1. ## Orthogonal vectors

Find a vector $\displaystyle (w_1,w_2,w_3,...)$ that is orthogonal to $\displaystyle v=(1,\frac{1}{2},\frac{1}{4},...)$. Compute its length $\displaystyle ||w||$.

2. Originally Posted by alexmahone
Find a vector $\displaystyle (w_1,w_2,w_3,...)$ that is orthogonal to $\displaystyle v=(1,\frac{1}{2},\frac{1}{4},...)$. Compute its length $\displaystyle ||w||$.

Orthogonal...in what vector space and with respect to what inner product??

Tonio

3. Originally Posted by tonio
Orthogonal...in what vector space and with respect to what inner product??

Tonio
Hilbert space with respect to dot product.

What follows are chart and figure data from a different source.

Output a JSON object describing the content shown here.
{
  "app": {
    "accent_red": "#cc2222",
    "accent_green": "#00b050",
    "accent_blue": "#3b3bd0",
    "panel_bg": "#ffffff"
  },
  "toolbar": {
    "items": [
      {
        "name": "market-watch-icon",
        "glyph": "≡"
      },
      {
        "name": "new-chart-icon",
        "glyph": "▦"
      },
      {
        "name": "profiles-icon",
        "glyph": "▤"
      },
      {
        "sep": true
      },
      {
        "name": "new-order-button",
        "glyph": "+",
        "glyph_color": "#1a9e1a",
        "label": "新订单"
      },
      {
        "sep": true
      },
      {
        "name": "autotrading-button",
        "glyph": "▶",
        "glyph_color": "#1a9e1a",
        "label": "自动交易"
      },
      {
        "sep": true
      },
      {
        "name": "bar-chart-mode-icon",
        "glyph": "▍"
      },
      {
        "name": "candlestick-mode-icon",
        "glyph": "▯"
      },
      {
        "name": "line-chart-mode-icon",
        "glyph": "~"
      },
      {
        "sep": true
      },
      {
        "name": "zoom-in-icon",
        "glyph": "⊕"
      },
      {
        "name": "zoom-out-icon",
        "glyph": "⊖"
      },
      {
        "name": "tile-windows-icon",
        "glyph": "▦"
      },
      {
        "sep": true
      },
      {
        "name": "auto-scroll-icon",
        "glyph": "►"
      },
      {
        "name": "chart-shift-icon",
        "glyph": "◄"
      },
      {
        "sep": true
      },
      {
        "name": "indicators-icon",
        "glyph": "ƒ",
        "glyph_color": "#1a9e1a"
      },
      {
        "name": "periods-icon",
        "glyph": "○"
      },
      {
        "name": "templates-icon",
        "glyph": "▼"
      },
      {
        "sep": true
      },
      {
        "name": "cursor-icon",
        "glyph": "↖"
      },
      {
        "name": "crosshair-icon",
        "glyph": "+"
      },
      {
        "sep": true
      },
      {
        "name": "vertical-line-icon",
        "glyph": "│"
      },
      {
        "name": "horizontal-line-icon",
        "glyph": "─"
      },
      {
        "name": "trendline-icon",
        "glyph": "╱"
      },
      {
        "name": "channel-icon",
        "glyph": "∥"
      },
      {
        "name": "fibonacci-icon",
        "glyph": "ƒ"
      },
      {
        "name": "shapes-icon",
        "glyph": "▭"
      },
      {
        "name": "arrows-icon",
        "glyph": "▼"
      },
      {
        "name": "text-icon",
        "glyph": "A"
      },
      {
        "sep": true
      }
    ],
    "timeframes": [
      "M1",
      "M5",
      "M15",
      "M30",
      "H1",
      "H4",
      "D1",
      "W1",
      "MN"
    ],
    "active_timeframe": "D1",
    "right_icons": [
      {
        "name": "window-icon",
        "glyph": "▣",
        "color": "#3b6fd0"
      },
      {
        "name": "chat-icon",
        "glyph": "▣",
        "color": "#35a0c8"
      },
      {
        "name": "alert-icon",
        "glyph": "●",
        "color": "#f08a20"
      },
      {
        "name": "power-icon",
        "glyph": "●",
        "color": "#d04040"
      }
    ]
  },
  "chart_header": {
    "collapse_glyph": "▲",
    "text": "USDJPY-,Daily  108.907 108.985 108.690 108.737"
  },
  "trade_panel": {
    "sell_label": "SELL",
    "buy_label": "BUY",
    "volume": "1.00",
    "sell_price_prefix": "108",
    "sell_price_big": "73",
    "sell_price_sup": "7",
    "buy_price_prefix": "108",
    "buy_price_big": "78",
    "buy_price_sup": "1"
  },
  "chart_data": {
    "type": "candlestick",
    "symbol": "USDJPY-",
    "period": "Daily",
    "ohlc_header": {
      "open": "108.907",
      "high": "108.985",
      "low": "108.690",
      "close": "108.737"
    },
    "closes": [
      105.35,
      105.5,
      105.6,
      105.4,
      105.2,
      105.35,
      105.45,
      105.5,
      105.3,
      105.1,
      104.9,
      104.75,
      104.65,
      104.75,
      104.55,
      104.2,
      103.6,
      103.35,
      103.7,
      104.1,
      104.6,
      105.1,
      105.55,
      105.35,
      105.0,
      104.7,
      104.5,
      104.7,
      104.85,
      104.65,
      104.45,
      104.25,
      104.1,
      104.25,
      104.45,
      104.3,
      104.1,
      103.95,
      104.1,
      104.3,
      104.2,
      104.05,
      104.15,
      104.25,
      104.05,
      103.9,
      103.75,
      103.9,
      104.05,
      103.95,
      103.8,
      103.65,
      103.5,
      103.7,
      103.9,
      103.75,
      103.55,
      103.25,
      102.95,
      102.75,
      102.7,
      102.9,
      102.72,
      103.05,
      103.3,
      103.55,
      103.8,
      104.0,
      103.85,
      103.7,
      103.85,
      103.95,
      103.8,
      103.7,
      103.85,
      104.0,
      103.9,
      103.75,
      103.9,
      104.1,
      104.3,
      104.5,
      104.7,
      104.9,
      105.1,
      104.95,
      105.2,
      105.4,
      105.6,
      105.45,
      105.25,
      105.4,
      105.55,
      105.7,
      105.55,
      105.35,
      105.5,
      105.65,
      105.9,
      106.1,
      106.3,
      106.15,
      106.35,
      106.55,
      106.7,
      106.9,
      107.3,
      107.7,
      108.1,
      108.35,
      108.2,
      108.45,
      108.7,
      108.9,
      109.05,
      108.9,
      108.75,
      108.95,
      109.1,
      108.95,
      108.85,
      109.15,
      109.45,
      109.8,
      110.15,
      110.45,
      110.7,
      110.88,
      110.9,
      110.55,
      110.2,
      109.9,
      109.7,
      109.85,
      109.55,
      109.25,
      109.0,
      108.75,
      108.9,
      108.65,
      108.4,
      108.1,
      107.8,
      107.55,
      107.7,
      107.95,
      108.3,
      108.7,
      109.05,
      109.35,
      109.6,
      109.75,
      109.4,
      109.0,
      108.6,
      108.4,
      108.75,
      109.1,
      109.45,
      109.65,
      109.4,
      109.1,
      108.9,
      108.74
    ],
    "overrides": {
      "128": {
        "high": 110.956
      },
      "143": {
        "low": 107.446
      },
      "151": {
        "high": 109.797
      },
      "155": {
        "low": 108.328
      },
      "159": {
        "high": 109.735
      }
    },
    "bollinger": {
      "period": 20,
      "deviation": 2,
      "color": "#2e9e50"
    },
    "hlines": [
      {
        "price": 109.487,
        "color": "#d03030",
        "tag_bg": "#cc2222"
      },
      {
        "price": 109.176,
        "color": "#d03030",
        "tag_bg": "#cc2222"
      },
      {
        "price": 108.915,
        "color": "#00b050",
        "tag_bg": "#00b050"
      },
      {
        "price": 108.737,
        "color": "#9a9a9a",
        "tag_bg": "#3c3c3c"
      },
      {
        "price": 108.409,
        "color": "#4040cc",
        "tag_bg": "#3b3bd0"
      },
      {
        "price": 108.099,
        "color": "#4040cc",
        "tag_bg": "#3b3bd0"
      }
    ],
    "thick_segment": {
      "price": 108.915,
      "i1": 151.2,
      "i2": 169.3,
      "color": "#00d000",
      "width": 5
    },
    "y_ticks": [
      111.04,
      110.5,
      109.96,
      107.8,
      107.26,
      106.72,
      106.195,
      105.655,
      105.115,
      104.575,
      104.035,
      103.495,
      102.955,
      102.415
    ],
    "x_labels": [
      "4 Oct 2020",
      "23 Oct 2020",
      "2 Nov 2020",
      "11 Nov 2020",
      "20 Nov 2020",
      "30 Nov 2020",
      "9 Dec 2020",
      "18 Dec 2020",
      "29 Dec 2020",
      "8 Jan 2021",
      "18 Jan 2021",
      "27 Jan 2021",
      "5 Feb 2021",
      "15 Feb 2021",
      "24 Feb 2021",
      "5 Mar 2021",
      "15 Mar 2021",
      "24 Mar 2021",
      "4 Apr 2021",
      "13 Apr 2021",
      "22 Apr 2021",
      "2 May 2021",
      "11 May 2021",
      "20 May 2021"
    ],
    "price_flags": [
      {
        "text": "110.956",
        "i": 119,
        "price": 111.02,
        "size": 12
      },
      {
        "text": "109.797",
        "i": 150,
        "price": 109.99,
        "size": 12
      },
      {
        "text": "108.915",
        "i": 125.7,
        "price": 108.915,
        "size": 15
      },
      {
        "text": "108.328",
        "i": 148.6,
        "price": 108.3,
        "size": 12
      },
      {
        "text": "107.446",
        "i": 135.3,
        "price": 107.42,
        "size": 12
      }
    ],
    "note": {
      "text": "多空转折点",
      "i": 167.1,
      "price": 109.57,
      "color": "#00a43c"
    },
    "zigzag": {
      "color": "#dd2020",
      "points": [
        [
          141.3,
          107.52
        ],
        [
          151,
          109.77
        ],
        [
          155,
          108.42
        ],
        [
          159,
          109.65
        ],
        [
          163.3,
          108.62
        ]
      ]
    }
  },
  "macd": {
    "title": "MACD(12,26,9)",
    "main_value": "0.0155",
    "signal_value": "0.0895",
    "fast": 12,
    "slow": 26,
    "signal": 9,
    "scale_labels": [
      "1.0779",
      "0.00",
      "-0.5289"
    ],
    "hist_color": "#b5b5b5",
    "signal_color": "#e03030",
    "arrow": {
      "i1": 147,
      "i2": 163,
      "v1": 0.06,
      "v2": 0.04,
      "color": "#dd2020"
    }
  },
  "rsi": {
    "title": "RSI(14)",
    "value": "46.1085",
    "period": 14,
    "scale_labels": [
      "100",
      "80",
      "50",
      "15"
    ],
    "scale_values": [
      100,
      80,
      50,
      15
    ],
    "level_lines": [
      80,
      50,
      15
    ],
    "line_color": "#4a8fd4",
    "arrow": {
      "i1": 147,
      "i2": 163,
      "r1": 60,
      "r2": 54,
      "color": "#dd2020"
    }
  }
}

4. Originally Posted by alexmahone
Hilbert space with respect to dot product.

There are infinite Hilbert spaces ( to add "with inner product" is futile: ANY Hilbert space is a vector space with an inner product). I can think of at least

two different Hilbert spaces with their inner products to which your vector belongs, so again: what vector space with what iiner product?

Tonio

5. Originally Posted by tonio
There are infinite Hilbert spaces ( to add "with inner product" is futile: ANY Hilbert space is a vector space with an inner product). I can think of at least

two different Hilbert spaces with their inner products to which your vector belongs, so again: what vector space with what iiner product?

Tonio
I think the question merely requires us to find $\displaystyle w_1,w_2,w_3,...$ such that $\displaystyle w_1+\frac{w_2}{2}+\frac{w_3}{4}+...=0$.

6. Originally Posted by alexmahone
I think the question merely requires us to find $\displaystyle w_1,w_2,w_3,...$ such that $\displaystyle w_1+\frac{w_2}{2}+\frac{w_3}{4}+...=0$.

That's what I also thought, but then you already know what to look for......

Idea: $\displaystyle \sum\limits^\infty_{n=0}\frac{1}{4^n}=\frac{4}{3} \, , \, \, \,\sum\limits^\infty_{n=1}\frac{1}{2^{2n-1}}=2\sum\limits^\infty_{n=1}\frac{1}{4^n}=2\cdot \frac{1}{3}=\frac{2}{3}$

Tonio

7. Originally Posted by tonio
That's what I also thought, but then you already know what to look for......

Idea: $\displaystyle \sum\limits^\infty_{n=0}\frac{1}{4^n}=\frac{4}{3} \, , \, \, \,\sum\limits^\infty_{n=1}\frac{1}{2^{2n-1}}=2\sum\limits^\infty_{n=1}\frac{1}{4^n}=2\cdot \frac{1}{3}=\frac{2}{3}$

Tonio
I think the question merely requires us to find $\displaystyle w_1,w_2,w_3,...$ such that $\displaystyle w_1+\frac{w_2}{2}+\frac{w_3}{4}+...=0$.
You also need to ensure that $\displaystyle \sum|w_n|^2<\infty$, and in fact you need to be able to compute that sum in order to do the second part of the question.
You also need to ensure that $\displaystyle \sum|w_n|^2<\infty$, and in fact you need to be able to compute that sum in order to do the second part of the question.
Thanks. $\displaystyle w=(1,-2,0,...)$ and its length is $\displaystyle \sqrt{5}$.